Para começar, as origens da figura do Papai Noel: ora descendente de uma longa linha de soturnos, sujos e peludas criaturas remanescentes da era pré-cristã (como “Percenickel” que na Alemanha acorrentava crianças mal educadas), ora originado na lenda de São Nicolau, bispo de Myra (Turquia), padroeiro das crianças, marinheiros e santo casamenteiro.
Dois Papais Noéis
Por isso, no cinema é visível duas linhas distintas: de um lado, a imagem do bom velhinho imortalizada pela publicidade da Coca-Cola e nos filmes otimistas sobre o “espírito de Natal” (Meu Papai é Noel (1994), Santa Claus, a verdadeira história do Papai Noel (1985), Titio Noel (2007), Milagre na Rua 34 (1994) etc.; e do outro, o resgate dos temores pré-cristãos pela entidade sombria – Rare Exports: Natal Bizarro (2010), Uma Noite de Fúria (2005), Silent Night, Deadly Night (1984), Natal Sangrento (2012) entre outros.
Mas além de atualizar arquétipos antigos, as diferentes representações do Papai Noel e do Natal também espelham mudanças bem recentes – tecnológicas, sensibilidade, imaginário etc.
Dois filmes estranhos e trash são exemplos disso: o mexicano Santa Claus (1959, aka Santa Claus vs. The Devil) e o especial de natal para a TV norte americana Star Wars Holiday Special (1978), considerado por muitos críticos como a pior coisa já produzida pela TV. Tão ruim, que poderia ter matado a saga Star Wars para todo o sempre.
O primeiro, na esteira do início da corrida espacial com o impacto do satélite russo Sputnik e a explosão da ficção científica em meio à Guerra Fria EUA e URSS. E o segundo, no rastro do sucesso do filme de 1977, já antevendo o computador pessoal e compras e comunicação através da Internet.
São contextos tecnológicos e políticos diferentes que criaram, cada um no seu tempo, formas diferentes de interpretar os simbolismos natalinos: o primeiro, global; o segundo, cósmico.
Santa Claus contra Satã
Todas as tentativas de colocar Papai Noel na tela grande são inevitavelmente estranhas. Pode ser como um personagem coadjuvante numa história de redenção de outra pessoa, inventar uma mitologia bem elaborada que explique sua aparição na atualidade e reflita a era moderna, ou coloca-se em contextos descontroladamente inesperados. Como é o caso do filme mexicano Santa Claus.

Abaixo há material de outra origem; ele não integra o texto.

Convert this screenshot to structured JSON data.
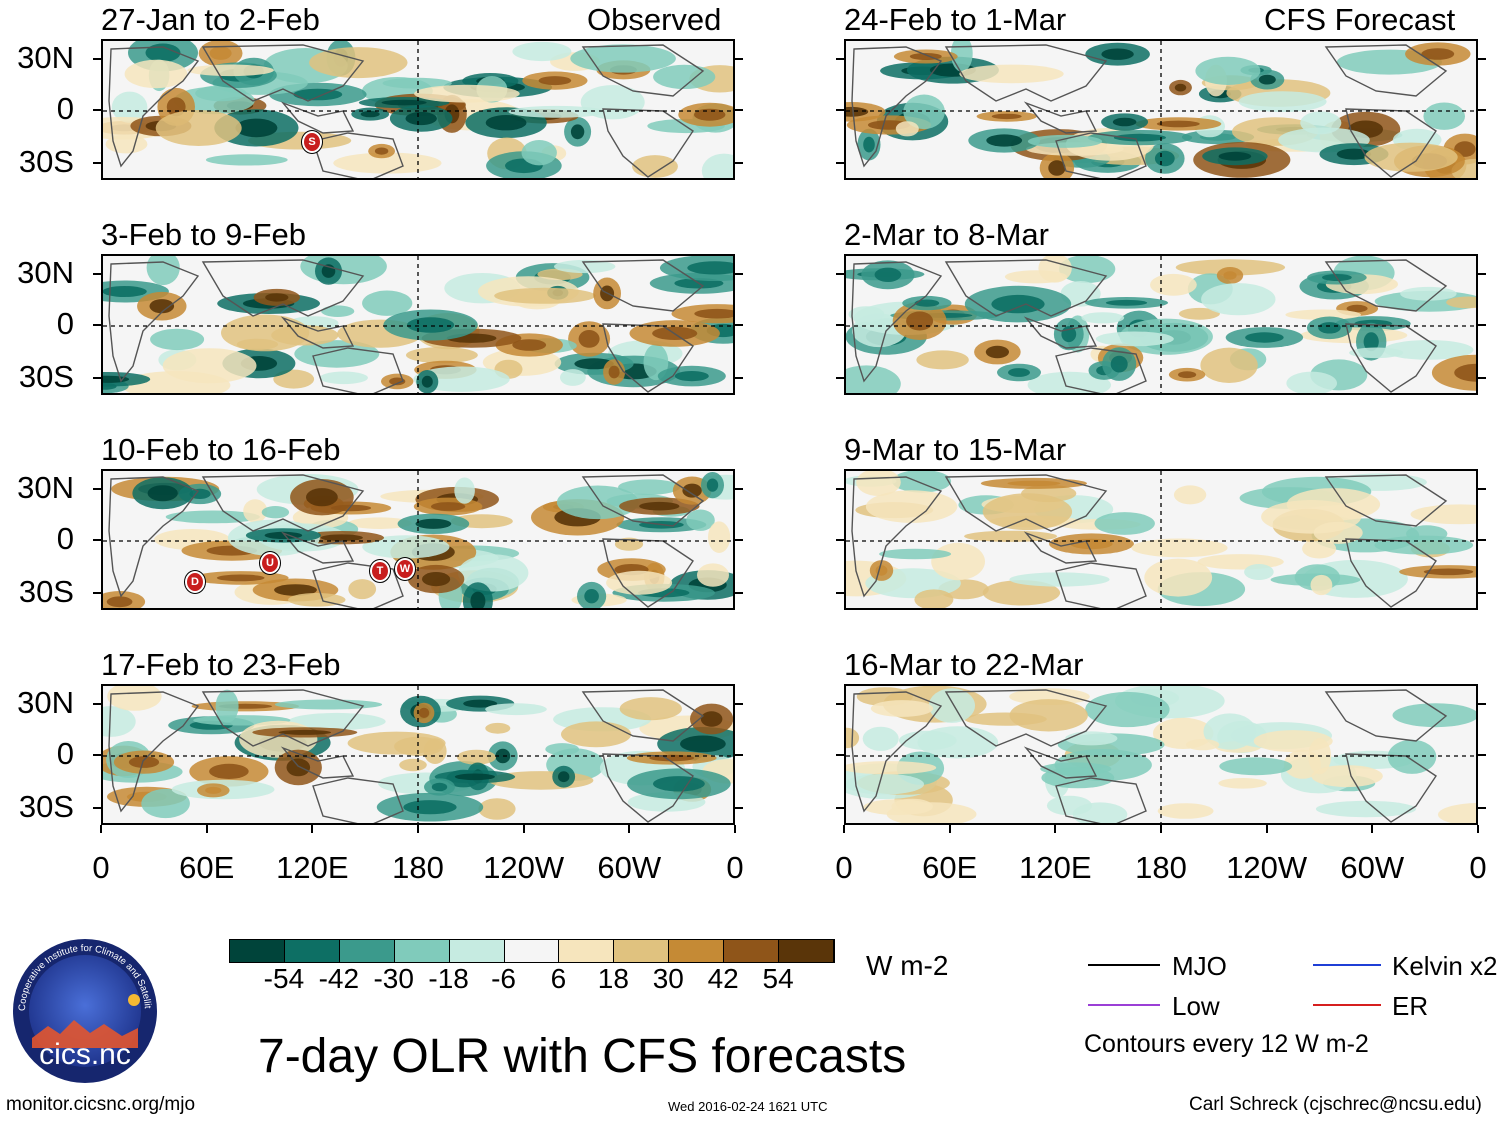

Papai Noel vive em um castelo, acima das nuvens no Polo Norte, no espaço. Aproxima-se a data natalina em que descerá à Terra na seu trenó levado por renas eletromecânicas. Mas Satã tem planos para estragar o Natal de Papai Noel e das crianças: enviar um pequeno e dedicado demônio vermelho cuja missão é “inspirar” as crianças do planeta a fazer o mal e não serem mais merecedoras dos presentes de Santa Claus. E ocasionalmente, sabotar chaminés, lareiras, provocar discórdias e mal entendidos até que Santa seja visto como uma pessoa perigosa para todos.
Mas tudo soa muito estranho: um velho que dá sonoras risadas todo o tempo, cuidadosamente monitora a obediência e prevaricação das crianças em todo o mundo com estranhos equipamentos que invejariam CIA e KGB na Guerra Fria – um super-telescópio que rastreia imagens como um satélite, um “tele-orelha” (para ouvir à distâncias) e um bizarro “tele-talker”, uma espécie de pinball arcade com imensos lábios que falam em comunicações à distância.
E uma imensa fábrica de brinquedos com força de trabalho infantil de diferentes países. Ele ainda conta com a ajuda do Mago Merlin e do deus da metalurgia Hefesto. Merlin dá a Santa Claus um pó para fazer as crianças dormirem e terem “sonhos sobre a paz e boa vontade entre os homens” e um flor que dá a invisibilidade quando cheira…
Santa Claus segue à risca os detalhes da lenda do Papai Noel. Porém, há sempre uma estranha torsão dos sentido original, criando uma atmosfera de estranheza: se os planos de Papai Noel são tão bons e altruístas, por que precisa fazer tudo em segredo? Por que Santa Claus trabalha de forma tão furtiva e misteriosa, assim como o demônio enviado por Satã?